Reading Current, Holding and Next Blocks
For all three of these variables we'll use the same method to extract data from them . The method that I found most effective is to detect the colour of the block to figure out what shape it is. For example a line block is light blue. However, the blocks aren't a solid colour and have many different hues. To calculate the type we need to check if a colour is within a certain domain.
This is where things start to get tricky. It's very difficult to create a domain for different shades of a certain colour using RGB values. This is because RGB values don't increase linearly up the colour spectrum. The graph explains it best. The top colour spectrum is partitioned using a HSV colour scheme and the bottom uses the RGB colour scheme. As you can see even a minor difference in hue of the HSV colour scheme can produce wildly altered values for the RGB scale making it very difficult to create a domain.
As the python library we're using only gives us RGB values we need to convert these to HSV then check them with the domains of each colour. Luckily there's a mathematical equation to convert these values. Even luckier for us someone else is already written it in python, so time to copy and paste.
Now to create the domains! I did this by grabbing random points inside each of the blocks finding the lightest and darkest hue and setting the bounces to the domain using those points. I've constructed a little diagram to elaborate this. Look at us playing with colour wheels to make a tetris bot, the rabbit hole has no bounds ／(^ x ^)＼
The code for the section is much longer than the previous . Thus I won't show screenshot as most likely everyone's going to copy and paste it. In this code I have implemented the auto-calibration so the code should be able to run out of the box. Make sure that 'hold.png' and 'next.png' are in the directory with the code, as well as this image named 'playButton.png' Below is a diagram of all the points we'll be capturing, however if the calibration worked they should already be scaled to your screen so you don't have to worry about it. If you run into a problem you'll get a none type error. If numerous people get this I'll update the article to include the procedure as it's quite lengthy and tedious.
Writing data to tetris
The code implemented to write data to the game is quite small as it's heavily intertwined with the AI's logic. This will be expanded in the second part of this series. We'll be using pyautogui to virtually press the appropriate button. To test that the code is correctly implemented we'll write a quick procedure that moves the block to the left hand side and instantly drops it, followed by holding the next block. Here is the code and it should look similar to this.

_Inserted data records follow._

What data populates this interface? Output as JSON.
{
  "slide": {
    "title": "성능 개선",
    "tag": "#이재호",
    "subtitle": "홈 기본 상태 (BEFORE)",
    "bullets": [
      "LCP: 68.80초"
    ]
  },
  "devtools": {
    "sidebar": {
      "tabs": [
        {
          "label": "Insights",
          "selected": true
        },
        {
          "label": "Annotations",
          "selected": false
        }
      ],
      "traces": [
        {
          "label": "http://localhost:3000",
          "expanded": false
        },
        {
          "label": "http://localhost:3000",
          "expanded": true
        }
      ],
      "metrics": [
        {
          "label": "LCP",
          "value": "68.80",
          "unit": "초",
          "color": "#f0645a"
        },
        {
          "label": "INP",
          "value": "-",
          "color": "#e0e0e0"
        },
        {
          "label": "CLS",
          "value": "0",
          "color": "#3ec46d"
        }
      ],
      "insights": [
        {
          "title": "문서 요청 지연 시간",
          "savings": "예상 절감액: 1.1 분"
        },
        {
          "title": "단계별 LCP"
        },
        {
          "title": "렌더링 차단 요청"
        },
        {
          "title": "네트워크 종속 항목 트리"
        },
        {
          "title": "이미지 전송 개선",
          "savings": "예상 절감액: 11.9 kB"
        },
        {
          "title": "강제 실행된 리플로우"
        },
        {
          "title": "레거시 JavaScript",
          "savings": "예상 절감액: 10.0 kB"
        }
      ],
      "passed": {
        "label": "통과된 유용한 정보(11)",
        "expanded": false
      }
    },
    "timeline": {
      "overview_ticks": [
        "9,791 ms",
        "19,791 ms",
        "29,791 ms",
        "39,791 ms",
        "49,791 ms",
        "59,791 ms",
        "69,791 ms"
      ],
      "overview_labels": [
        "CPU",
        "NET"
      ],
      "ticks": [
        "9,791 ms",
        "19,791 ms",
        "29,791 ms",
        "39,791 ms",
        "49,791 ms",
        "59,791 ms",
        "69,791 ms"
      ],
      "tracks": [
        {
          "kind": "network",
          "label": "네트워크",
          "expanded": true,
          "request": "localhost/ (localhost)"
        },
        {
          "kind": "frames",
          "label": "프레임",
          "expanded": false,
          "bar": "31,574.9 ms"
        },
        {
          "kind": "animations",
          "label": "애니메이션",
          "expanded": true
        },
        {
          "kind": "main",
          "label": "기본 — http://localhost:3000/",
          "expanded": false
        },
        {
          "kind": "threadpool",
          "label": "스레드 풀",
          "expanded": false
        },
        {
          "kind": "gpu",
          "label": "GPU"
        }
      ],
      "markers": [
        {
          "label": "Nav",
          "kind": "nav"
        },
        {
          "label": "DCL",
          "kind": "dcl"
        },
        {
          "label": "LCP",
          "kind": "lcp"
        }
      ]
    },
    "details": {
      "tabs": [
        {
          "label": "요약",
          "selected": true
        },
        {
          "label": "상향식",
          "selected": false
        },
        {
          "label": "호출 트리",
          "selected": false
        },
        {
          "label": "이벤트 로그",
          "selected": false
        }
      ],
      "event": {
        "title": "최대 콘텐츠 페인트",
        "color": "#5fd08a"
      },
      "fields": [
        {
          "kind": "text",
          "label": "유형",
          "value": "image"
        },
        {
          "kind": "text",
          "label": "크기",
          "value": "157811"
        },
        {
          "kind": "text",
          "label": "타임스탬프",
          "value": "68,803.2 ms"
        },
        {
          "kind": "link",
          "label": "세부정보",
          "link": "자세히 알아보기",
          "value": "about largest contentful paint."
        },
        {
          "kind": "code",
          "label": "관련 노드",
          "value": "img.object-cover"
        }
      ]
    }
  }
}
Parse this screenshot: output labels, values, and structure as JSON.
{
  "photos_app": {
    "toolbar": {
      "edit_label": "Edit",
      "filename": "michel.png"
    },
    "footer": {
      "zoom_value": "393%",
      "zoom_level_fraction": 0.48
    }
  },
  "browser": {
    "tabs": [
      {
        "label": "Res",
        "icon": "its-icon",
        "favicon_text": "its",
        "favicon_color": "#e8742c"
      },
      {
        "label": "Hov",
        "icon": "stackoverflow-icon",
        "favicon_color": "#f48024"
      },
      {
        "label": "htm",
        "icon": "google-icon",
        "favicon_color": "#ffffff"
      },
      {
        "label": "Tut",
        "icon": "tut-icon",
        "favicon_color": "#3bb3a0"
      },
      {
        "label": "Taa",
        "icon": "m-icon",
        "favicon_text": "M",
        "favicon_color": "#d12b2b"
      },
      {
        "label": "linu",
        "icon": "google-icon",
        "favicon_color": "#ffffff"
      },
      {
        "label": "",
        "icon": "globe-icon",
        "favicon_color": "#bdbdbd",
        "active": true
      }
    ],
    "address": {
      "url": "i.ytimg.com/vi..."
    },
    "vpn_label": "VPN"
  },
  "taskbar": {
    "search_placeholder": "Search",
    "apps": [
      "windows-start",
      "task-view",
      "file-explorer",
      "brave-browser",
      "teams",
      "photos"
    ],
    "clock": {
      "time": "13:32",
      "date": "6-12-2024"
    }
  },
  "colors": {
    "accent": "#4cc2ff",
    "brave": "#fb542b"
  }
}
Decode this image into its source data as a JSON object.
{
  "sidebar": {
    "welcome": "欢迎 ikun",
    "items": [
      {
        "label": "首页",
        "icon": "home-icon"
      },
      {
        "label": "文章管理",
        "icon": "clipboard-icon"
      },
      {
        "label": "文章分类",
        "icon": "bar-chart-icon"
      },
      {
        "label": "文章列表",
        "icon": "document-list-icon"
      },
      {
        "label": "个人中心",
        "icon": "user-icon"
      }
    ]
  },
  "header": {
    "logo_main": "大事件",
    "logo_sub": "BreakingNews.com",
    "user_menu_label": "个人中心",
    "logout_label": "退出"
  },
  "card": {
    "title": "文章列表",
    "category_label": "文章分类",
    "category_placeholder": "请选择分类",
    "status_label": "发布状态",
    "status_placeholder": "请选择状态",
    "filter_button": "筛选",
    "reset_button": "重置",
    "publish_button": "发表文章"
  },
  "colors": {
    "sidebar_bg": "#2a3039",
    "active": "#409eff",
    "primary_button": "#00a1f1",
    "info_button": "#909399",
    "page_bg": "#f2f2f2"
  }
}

Congratulations!! You've taken the first steps to create a bot. A good analogy to summarise this article is that we gave our bot senses. Although these functions seem isolated once we've developed the AI architecture we can glue them all together. In the next tutorial we'll give our bot a brain (arguably much more exciting). If I skimmed over something or plainly left it out, please tell me. I'll be more than happy to explain things in greater depths if people are interested. Hope you guys enjoyed my first tutorial.